Nonetheless, the play was unable to spark the Panthers’ offense toward much yardage, and Pitt punter Matt Yoklic was brought back to the field for the eighth time.
Yoklic skied a punt that went out of bounds at Notre Dame’s 24-yard line, where Rees again set up shop.
Two plays later, at the 10-minute mark, Rees stepped back to pass on second-and-10. While being hit by cornerback Lafayette Pitts, Rees heaved a pass over the middle that was too high for his slot receiver and out of reach of his wide out. It instead landed in the hands of Vinopal, who weaved in and out of the Notre Dame offense, returning the pass to the Notre Dame 5-yard line.
“I’m not the biggest guy, so if you cut back to the middle of the field, you might get something that you want,” said Vinopal. “I was just focused on keeping the ball tight and getting down there and letting the offense cap it off.”
During the play, teammate Aaron Donald rushed to help pave way for a pick-six, although he admitted to resisting the temptation to put blocks on players for fear that he might pick up a clipping penalty.
“I just thanked him and gave him a hug,” said Donald of Vinopal’s second interception.

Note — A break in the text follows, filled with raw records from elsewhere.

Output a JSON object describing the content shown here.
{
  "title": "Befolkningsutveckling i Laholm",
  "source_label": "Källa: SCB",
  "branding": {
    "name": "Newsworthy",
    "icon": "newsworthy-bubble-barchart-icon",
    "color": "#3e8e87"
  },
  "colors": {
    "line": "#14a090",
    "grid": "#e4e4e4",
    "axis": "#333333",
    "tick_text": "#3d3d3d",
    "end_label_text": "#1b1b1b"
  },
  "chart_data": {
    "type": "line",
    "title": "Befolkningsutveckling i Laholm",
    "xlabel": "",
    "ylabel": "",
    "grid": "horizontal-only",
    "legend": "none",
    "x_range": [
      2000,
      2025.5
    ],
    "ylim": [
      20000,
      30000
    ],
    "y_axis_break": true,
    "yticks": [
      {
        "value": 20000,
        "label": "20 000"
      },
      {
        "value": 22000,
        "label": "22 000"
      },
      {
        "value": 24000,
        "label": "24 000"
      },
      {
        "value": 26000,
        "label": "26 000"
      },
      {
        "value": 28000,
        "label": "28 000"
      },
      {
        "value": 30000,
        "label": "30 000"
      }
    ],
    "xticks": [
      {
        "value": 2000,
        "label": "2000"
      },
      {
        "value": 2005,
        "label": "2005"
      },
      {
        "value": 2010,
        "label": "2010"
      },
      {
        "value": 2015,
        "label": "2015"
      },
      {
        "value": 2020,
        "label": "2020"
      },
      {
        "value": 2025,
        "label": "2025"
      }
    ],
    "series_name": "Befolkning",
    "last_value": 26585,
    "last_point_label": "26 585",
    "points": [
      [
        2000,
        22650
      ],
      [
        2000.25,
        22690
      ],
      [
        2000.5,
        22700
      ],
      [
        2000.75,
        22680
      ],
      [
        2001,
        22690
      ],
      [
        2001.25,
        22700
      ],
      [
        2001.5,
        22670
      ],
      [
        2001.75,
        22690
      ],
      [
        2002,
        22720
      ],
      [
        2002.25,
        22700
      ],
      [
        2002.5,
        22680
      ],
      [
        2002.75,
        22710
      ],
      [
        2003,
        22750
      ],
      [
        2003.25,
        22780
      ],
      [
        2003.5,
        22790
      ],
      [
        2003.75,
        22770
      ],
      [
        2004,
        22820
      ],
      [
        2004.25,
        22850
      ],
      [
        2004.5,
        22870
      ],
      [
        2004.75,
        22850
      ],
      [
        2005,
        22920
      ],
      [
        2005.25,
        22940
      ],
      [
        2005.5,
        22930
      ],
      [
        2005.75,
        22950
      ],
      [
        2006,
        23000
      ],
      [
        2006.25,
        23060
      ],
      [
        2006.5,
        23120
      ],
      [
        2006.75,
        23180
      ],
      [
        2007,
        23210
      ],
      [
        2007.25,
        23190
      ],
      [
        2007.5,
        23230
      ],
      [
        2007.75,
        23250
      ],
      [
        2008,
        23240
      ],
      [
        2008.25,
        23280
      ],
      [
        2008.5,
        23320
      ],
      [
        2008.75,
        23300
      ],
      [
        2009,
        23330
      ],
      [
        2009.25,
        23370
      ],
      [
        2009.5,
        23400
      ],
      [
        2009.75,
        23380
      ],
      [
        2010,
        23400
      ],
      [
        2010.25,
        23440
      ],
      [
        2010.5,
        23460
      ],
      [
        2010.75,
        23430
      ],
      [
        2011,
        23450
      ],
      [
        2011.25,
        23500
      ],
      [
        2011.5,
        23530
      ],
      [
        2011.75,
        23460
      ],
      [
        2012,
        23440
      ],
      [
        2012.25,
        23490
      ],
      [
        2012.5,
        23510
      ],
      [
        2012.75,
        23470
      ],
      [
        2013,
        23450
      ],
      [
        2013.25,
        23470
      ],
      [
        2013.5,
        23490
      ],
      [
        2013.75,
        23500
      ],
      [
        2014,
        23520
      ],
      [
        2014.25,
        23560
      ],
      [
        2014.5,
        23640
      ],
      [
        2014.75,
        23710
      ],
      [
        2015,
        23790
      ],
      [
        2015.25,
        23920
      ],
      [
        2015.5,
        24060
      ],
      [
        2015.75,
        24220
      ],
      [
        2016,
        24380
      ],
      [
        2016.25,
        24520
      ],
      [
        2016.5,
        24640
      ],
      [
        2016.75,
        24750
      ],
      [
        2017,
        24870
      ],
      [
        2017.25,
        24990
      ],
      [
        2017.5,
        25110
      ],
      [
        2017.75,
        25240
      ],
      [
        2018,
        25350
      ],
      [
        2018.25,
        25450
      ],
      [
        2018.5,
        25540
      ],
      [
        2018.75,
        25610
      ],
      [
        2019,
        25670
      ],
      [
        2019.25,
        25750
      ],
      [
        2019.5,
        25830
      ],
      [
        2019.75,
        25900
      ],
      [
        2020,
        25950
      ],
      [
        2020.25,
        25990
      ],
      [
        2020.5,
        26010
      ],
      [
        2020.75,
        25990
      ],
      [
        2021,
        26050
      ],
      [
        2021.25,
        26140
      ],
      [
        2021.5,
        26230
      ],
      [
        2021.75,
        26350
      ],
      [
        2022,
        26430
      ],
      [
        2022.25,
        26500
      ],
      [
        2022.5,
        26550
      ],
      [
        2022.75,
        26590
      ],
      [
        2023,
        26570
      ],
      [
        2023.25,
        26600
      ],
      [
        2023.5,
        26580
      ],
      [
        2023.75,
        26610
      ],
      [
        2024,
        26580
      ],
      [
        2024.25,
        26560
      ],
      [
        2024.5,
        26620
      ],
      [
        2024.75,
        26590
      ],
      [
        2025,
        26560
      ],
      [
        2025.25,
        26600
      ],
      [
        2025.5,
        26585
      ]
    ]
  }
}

The play marked the first time any Pitt player collected two interceptions in one game since strong safety Jason Hendricks accomplished the feat last year against Virginia Tech.
“He played a great game. I’m proud of him,” Hendricks said of Vinopal. “He keeps everything levelheaded. He hears [the scrutiny], but he doesn’t pay any attention to it. It doesn’t affect any of his game or the way he plays.”
The Panthers scored two plays later, grabbing a 28-21 lead they would refuse to give back.
Vinopal finished the game tied for the team-lead in tackles with seven. In the first half, Vinopal also caused a fumble when he stripped Notre Dame’s leading receiver, TJ Jones, of the ball and a potential touchdown-scoring reception.
For Vinopal, the criticism he receives within the locker room is the only criticism that he takes to mind.
“The coaches put me on the field. They’re my critics, and I’m my critic,” Vinopal said. “I’m not going to go look for it elsewhere.”